Amazon’s Alexa Gamble: Huge Losses and Uncertain Future

Amazon’s strategy to profit from its Alexa-enabled devices has reportedly resulted in significant financial losses, amounting to over $25 billion from 2017 to 2021, according to internal documents and sources familiar with the situation. Despite having hundreds of millions of customers for its devices, the majority of use for Alexa-enabled Echo speakers revolves around basic functions like setting alarms rather than making purchases through Amazon.

A former senior Amazon employee expressed concerns about the company’s oversight, stating, “We worried we’ve hired 10,000 people and we’ve built a smart timer.” In response to these challenges, Amazon CEO Andy Jassy is seeking solutions, including the introduction of a paid tier for Alexa. However, there are reports suggesting that engineers developing this version are skeptical about its potential impact on the current situation.

An Amazon representative emphasized the company’s focus on the value created for customers through their services, highlighting that the Devices & Services division has successfully established numerous profitable ventures and is positioned for future success.

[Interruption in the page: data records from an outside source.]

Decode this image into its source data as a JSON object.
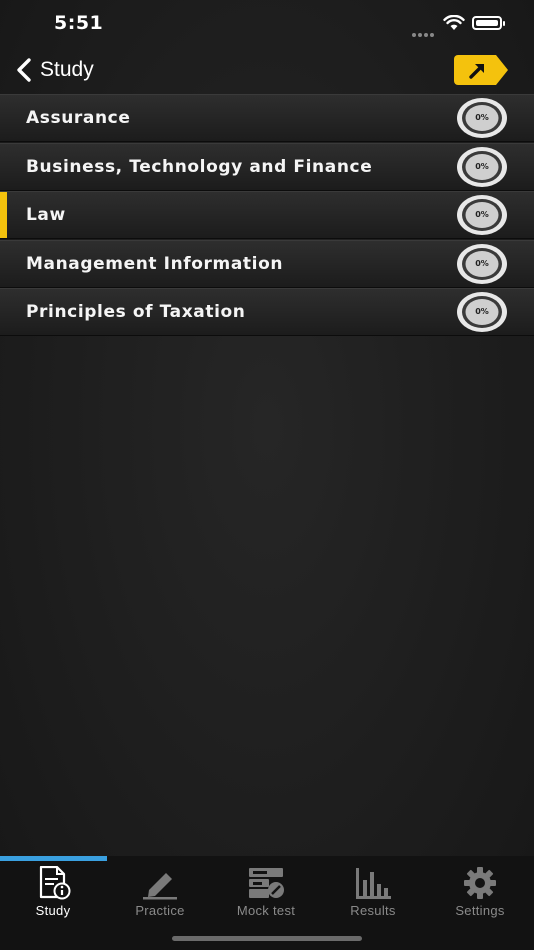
{
  "status_bar": {
    "time": "5:51"
  },
  "nav": {
    "back_label": "Study",
    "share_icon": "share-arrow-icon",
    "accent_color": "#f4c20d"
  },
  "subjects": [
    {
      "label": "Assurance",
      "progress": "0%",
      "selected": false
    },
    {
      "label": "Business, Technology and Finance",
      "progress": "0%",
      "selected": false
    },
    {
      "label": "Law",
      "progress": "0%",
      "selected": true
    },
    {
      "label": "Management Information",
      "progress": "0%",
      "selected": false
    },
    {
      "label": "Principles of Taxation",
      "progress": "0%",
      "selected": false
    }
  ],
  "tabs": [
    {
      "label": "Study",
      "icon": "study-document-icon",
      "active": true
    },
    {
      "label": "Practice",
      "icon": "pencil-icon",
      "active": false
    },
    {
      "label": "Mock test",
      "icon": "mock-test-icon",
      "active": false
    },
    {
      "label": "Results",
      "icon": "bar-chart-icon",
      "active": false
    },
    {
      "label": "Settings",
      "icon": "gear-icon",
      "active": false
    }
  ],
  "colors": {
    "tab_active_indicator": "#3aa0e0",
    "selected_row_accent": "#f4c20d"
  }
}
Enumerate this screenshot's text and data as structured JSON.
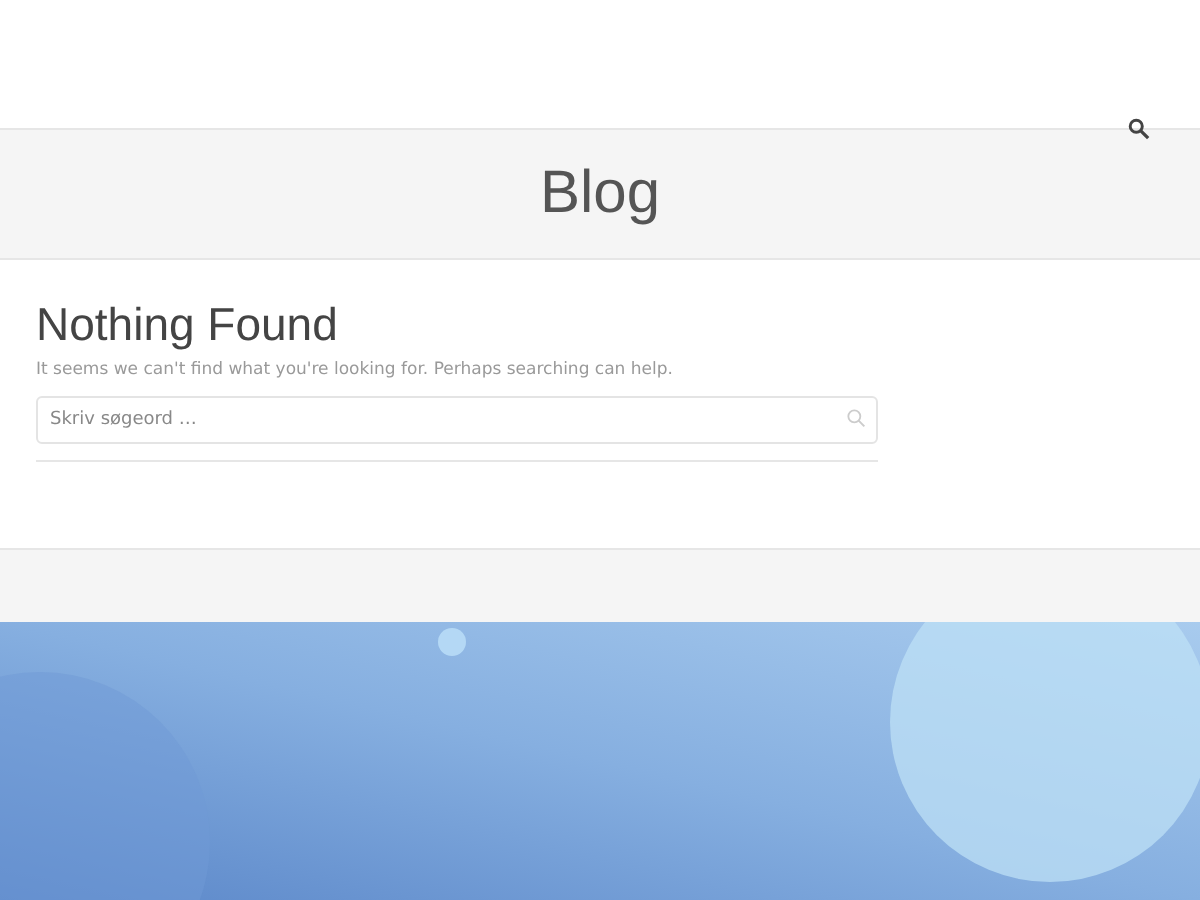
{
  "page_title": "Blog",
  "content": {
    "heading": "Nothing Found",
    "message": "It seems we can't find what you're looking for. Perhaps searching can help.",
    "search": {
      "placeholder": "Skriv søgeord …"
    }
  }
}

In addition, Amazon unveiled a new AI-powered version of Alexa in September, but former employees have raised doubts about its readiness. Issues such as insufficient data and a lack of access to necessary chips to run the new large language model have been cited. Furthermore, the company has reportedly shifted its priorities to concentrate on generative AI for its cloud computing division, Amazon Web Services.

Amazon disputed claims from former employees, asserting that they are misinformed regarding the current capabilities of its Alexa AI initiatives. The company maintains that its Artificial General Intelligence team has access to both its proprietary Trainium chips and Nvidia GPUs, reaffirming its commitment to developing the best personal assistant available.